Some limited partners’ concern with funds deployment is based on the large size of so many funds. “We don’t believe in the multi-billion dollar funds,” says Wayne Harber, a managing director at Hamilton Lane. “There just aren’t 60 to 70 top fund managers out there. These big funds can’t place more than 10% to 15% of [the fund’s] money successfully.”
Investment Drift: B-
This was the highest score for GPs, as was the case last year. With the exception of a few venture firms that are willing to tread into unfamiliar grounds or “opportunistic” investments, most are sticking to their knitting. And that’s what LPs want to see. The overall grade fell slightly because some GPs are branching into areas that their LPs didn’t sign up for.

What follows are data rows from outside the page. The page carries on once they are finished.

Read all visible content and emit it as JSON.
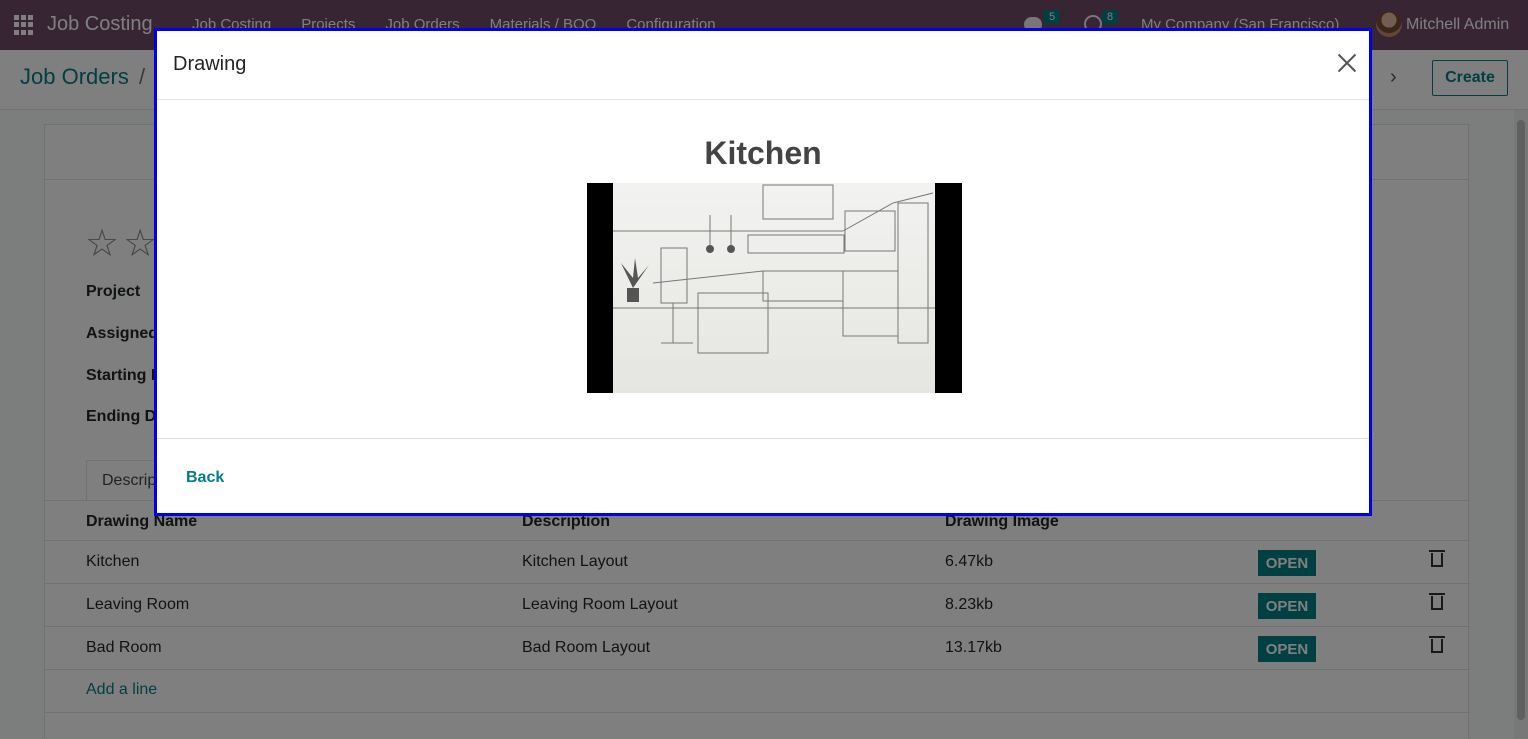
{
  "navbar": {
    "brand": "Job Costing",
    "menu": [
      "Job Costing",
      "Projects",
      "Job Orders",
      "Materials / BOQ",
      "Configuration"
    ],
    "messages_count": "5",
    "activities_count": "8",
    "company": "My Company (San Francisco)",
    "user": "Mitchell Admin"
  },
  "control": {
    "breadcrumb": "Job Orders",
    "breadcrumb_sep": "/",
    "create_label": "Create",
    "next_label": "›"
  },
  "form": {
    "labels": [
      "Project",
      "Assigned",
      "Starting D",
      "Ending D"
    ],
    "tab_label": "Descrip",
    "table": {
      "headers": [
        "Drawing Name",
        "Description",
        "Drawing Image"
      ],
      "rows": [
        {
          "name": "Kitchen",
          "description": "Kitchen Layout",
          "size": "6.47kb",
          "action": "OPEN"
        },
        {
          "name": "Leaving Room",
          "description": "Leaving Room Layout",
          "size": "8.23kb",
          "action": "OPEN"
        },
        {
          "name": "Bad Room",
          "description": "Bad Room Layout",
          "size": "13.17kb",
          "action": "OPEN"
        }
      ],
      "add_line": "Add a line"
    }
  },
  "modal": {
    "title": "Drawing",
    "drawing_name": "Kitchen",
    "back_label": "Back"
  }
}
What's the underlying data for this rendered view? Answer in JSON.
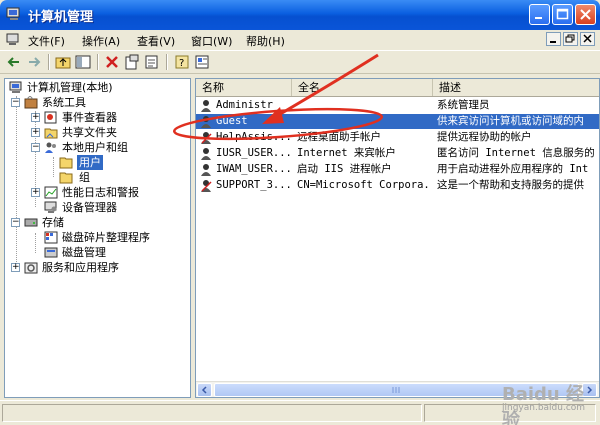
{
  "window": {
    "title": "计算机管理"
  },
  "menu": {
    "items": [
      "文件(F)",
      "操作(A)",
      "查看(V)",
      "窗口(W)",
      "帮助(H)"
    ]
  },
  "tree": {
    "root": "计算机管理(本地)",
    "system_tools": "系统工具",
    "event_viewer": "事件查看器",
    "shared_folders": "共享文件夹",
    "local_users_groups": "本地用户和组",
    "users": "用户",
    "groups": "组",
    "perf_logs": "性能日志和警报",
    "device_manager": "设备管理器",
    "storage": "存储",
    "defrag": "磁盘碎片整理程序",
    "disk_mgmt": "磁盘管理",
    "services_apps": "服务和应用程序"
  },
  "list": {
    "columns": [
      "名称",
      "全名",
      "描述"
    ],
    "rows": [
      {
        "name": "Administr",
        "full": "",
        "desc": "系统管理员"
      },
      {
        "name": "Guest",
        "full": "",
        "desc": "供来宾访问计算机或访问域的内"
      },
      {
        "name": "HelpAssis...",
        "full": "远程桌面助手帐户",
        "desc": "提供远程协助的帐户"
      },
      {
        "name": "IUSR_USER...",
        "full": "Internet 来宾帐户",
        "desc": "匿名访问 Internet 信息服务的"
      },
      {
        "name": "IWAM_USER...",
        "full": "启动 IIS 进程帐户",
        "desc": "用于启动进程外应用程序的 Int"
      },
      {
        "name": "SUPPORT_3...",
        "full": "CN=Microsoft Corpora...",
        "desc": "这是一个帮助和支持服务的提供"
      }
    ]
  },
  "watermark": {
    "brand": "Baidu 经验",
    "url": "jingyan.baidu.com"
  },
  "colors": {
    "title_bar": "#0a5fe0",
    "selection": "#316ac5",
    "annotation": "#e03020"
  }
}
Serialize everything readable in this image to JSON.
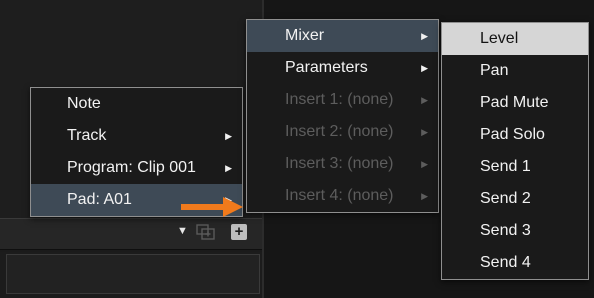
{
  "context_menu": {
    "items": [
      {
        "label": "Note",
        "has_submenu": false,
        "enabled": true
      },
      {
        "label": "Track",
        "has_submenu": true,
        "enabled": true
      },
      {
        "label": "Program: Clip 001",
        "has_submenu": true,
        "enabled": true
      },
      {
        "label": "Pad: A01",
        "has_submenu": true,
        "enabled": true,
        "active": true
      }
    ]
  },
  "pad_menu": {
    "items": [
      {
        "label": "Mixer",
        "has_submenu": true,
        "enabled": true,
        "active": true
      },
      {
        "label": "Parameters",
        "has_submenu": true,
        "enabled": true
      },
      {
        "label": "Insert 1: (none)",
        "has_submenu": true,
        "enabled": false
      },
      {
        "label": "Insert 2: (none)",
        "has_submenu": true,
        "enabled": false
      },
      {
        "label": "Insert 3: (none)",
        "has_submenu": true,
        "enabled": false
      },
      {
        "label": "Insert 4: (none)",
        "has_submenu": true,
        "enabled": false
      }
    ]
  },
  "mixer_menu": {
    "items": [
      {
        "label": "Level",
        "highlighted": true
      },
      {
        "label": "Pan"
      },
      {
        "label": "Pad Mute"
      },
      {
        "label": "Pad Solo"
      },
      {
        "label": "Send 1"
      },
      {
        "label": "Send 2"
      },
      {
        "label": "Send 3"
      },
      {
        "label": "Send 4"
      }
    ]
  },
  "toolbar": {
    "dropdown_icon": "triangle-down-icon",
    "duplicate_icon": "duplicate-icon",
    "add_icon": "plus-icon"
  },
  "annotation": {
    "arrow_icon": "orange-arrow-icon",
    "arrow_color": "#f07a1c"
  },
  "colors": {
    "menu_bg": "#1a1a1a",
    "menu_border": "#8f8f8f",
    "highlight_bg": "#d6d6d6",
    "disabled_text": "#5d5d5d"
  }
}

Nearly 10% of the LPs surveyed gave their GPs a failing grade in this category, compared to none last year.
Mark Wiseman, director of Toronto’s Teacher’s Private Capital and chairman of ILPA, says of this category that he suspects that the generally high satisfaction reflects the fact that “LPs have tightened agreements [with GPs], a natural reaction to the mistakes that people made in the bubble, when frankly everybody got out of their area of knowledge.”
Asked what GPs have to do to raise their grade to an A in this most positive area of performance, Wiseman says, “It will be hard for this-or any of the areas- to ever achieve a top grade because the average performance [of the bottom 75% of funds managers] is always going to drag the grades down.”
At first glance, it looked like GPs would score higher in this category, with a 10% increase in the number of B grades issued by LPs. On the other hand, last year’s survey didn’t have a single failing grade, while this year’s had one “F.” LPs granting top marks to their VC partners diminished as well.
Frustration with lack of information has prompted some limited partners to seek out other LPs, and that has created tension with some general partners. Says one corporate LP, “Some GPs “try to keep LPs from talking to one another.”